Pidato RUSI Wallace melukiskan gambaran suram tentang kementerian yang ia ambil alih sebagai menteri pertahanan hampir 18 bulan lalu.

“Penangguhan pendanaan selama beberapa dekade hampir mencapai buffer. Efisiensi palsu, target penghematan, pengosongan, dan dampak abadi dari memerangi konflik Irak dan Afghanistan adalah hal-hal yang terus menguras sumber daya berharga lama setelah kepemimpinan politik yang mengarahkan mereka keluar dari panggung, ”katanya.

Wallace mengatakan Inggris dan lainnya harus menyesuaikan pendekatan mereka untuk mengembangkan dengan tepat bagaimana mereka menanggapi gambaran keamanan global yang berubah di mana musuh potensial mengungguli Barat dalam hal peralatan dan front lainnya.

“Mereka cair, kami statis. Mereka menggunakan kesiapan, inovasi, dan kehadiran, sementara kami tetap sepenuhnya dapat diprediksi dalam proses dan postur kami, ”katanya. “Sebenarnya mereka adalah penguasa di bawah ambang batas sementara kita mengikat diri kita sendiri dalam matriks risiko yang diterapkan sendiri, kerangka hukum yang kontradiktif, dan seringkali hambatan birokrasi,” Wallace memperingatkan.

Penggunaan pesawat tak berawak Turki, Bayraktar TB2, menyerang lapis baja dan formasi pertahanan udara di Suriah, Libya dan di tempat lain dan pengembangan senjata hipersonik oleh Rusia adalah contoh di mana “kami tidak lagi memimpin dan cukup berinovasi,” katanya.

“Kami berada dalam bahaya karena hanya bersiap untuk pertarungan besar yang mungkin tidak akan pernah datang, sementara musuh kami mungkin memilih untuk mengepungnya bahkan jika itu terjadi.”

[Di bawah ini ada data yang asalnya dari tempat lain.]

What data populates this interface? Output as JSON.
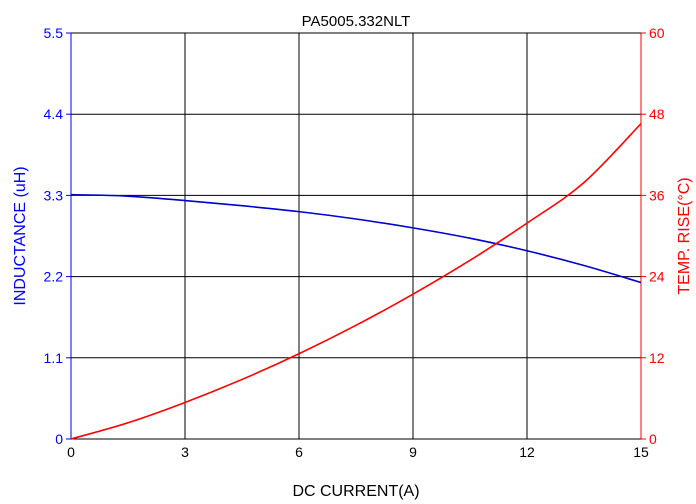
{
  "chart_data": {
    "type": "line",
    "title": "PA5005.332NLT",
    "xlabel": "DC CURRENT(A)",
    "ylabel_left": "INDUCTANCE (uH)",
    "ylabel_right": "TEMP. RISE(°C)",
    "xlim": [
      0,
      15
    ],
    "ylim_left": [
      0,
      5.5
    ],
    "ylim_right": [
      0,
      60
    ],
    "x_ticks": [
      "0",
      "3",
      "6",
      "9",
      "12",
      "15"
    ],
    "y_left_ticks": [
      "0",
      "1.1",
      "2.2",
      "3.3",
      "4.4",
      "5.5"
    ],
    "y_right_ticks": [
      "0",
      "12",
      "24",
      "36",
      "48",
      "60"
    ],
    "grid": true,
    "colors": {
      "inductance": "#0000cc",
      "temp": "#ff0000",
      "axis_left": "#0000ff",
      "axis_right": "#ff0000",
      "grid": "#000000"
    },
    "series": [
      {
        "axis": "left",
        "x": [
          0,
          1.5,
          3,
          4.5,
          6,
          7.5,
          9,
          10.5,
          12,
          13.5,
          15
        ],
        "values": [
          3.31,
          3.29,
          3.23,
          3.16,
          3.08,
          2.98,
          2.86,
          2.72,
          2.55,
          2.35,
          2.12
        ]
      },
      {
        "axis": "right",
        "x": [
          0,
          1.5,
          3,
          4.5,
          6,
          7.5,
          9,
          10.5,
          12,
          13.5,
          15
        ],
        "values": [
          0,
          2.4,
          5.4,
          8.8,
          12.6,
          16.8,
          21.4,
          26.4,
          31.9,
          37.9,
          46.6
        ]
      }
    ]
  }
}
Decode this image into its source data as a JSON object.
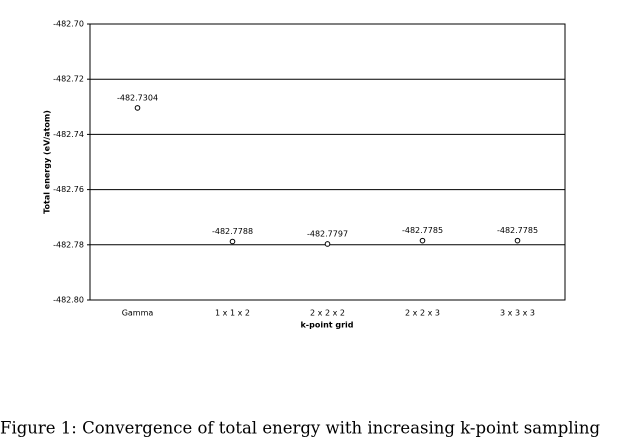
{
  "chart_data": {
    "type": "scatter",
    "categories": [
      "Gamma",
      "1 x 1 x 2",
      "2 x 2 x 2",
      "2 x 2 x 3",
      "3 x 3 x 3"
    ],
    "values": [
      -482.7304,
      -482.7788,
      -482.7797,
      -482.7785,
      -482.7785
    ],
    "y_label": "Total energy (eV/atom)",
    "x_label": "k-point grid",
    "caption": "Figure 1: Convergence of total energy with increasing k-point sampling",
    "ylim": [
      -482.8,
      -482.7
    ],
    "yticks": [
      {
        "value": -482.8,
        "label": "-482.80"
      },
      -482.78,
      -482.76,
      -482.74,
      -482.72,
      {
        "value": -482.7,
        "label": "-482.70"
      }
    ],
    "grid": true,
    "color": "#000000"
  }
}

Pada saat yang sama, Wallace mengatakan Inggris tidak akan meninggalkan gagasan “perang dalam skala besar” atau penggunaan baju besi.

“Kemampuan lama tidak selalu mubazir, seperti halnya teknologi baru tidak selalu berguna,” kata menteri pertahanan.

Wallace mengatakan dia memiliki tiga prioritas untuk Kementerian Pertahanan Inggris. “Saya ingin melihat kebijakan pertahanan yang memberikan tiga prioritas saya untuk departemen, menjadi berfokus pada ancaman, proaktif, dan berkelanjutan.”

Langkah pertama dalam reformasi pertahanan Inggris adalah pembentukan penilaian bersih dan fungsi tantangan di kementerian.

Disebut Kantor Penilaian dan Tantangan Net (SONAC) Sekretaris Negara, itu akan mencakup permainan perang, doktrin, tim merah dan analisis akademis eksternal.

“Ini akan fokus dan meningkatkan upaya yang ada, bekerja sama dengan Intelijen Pertahanan dan melihat di semua bidang pertahanan, terutama doktrin dan pilihan peralatan yang kami buat,” kata Wallace.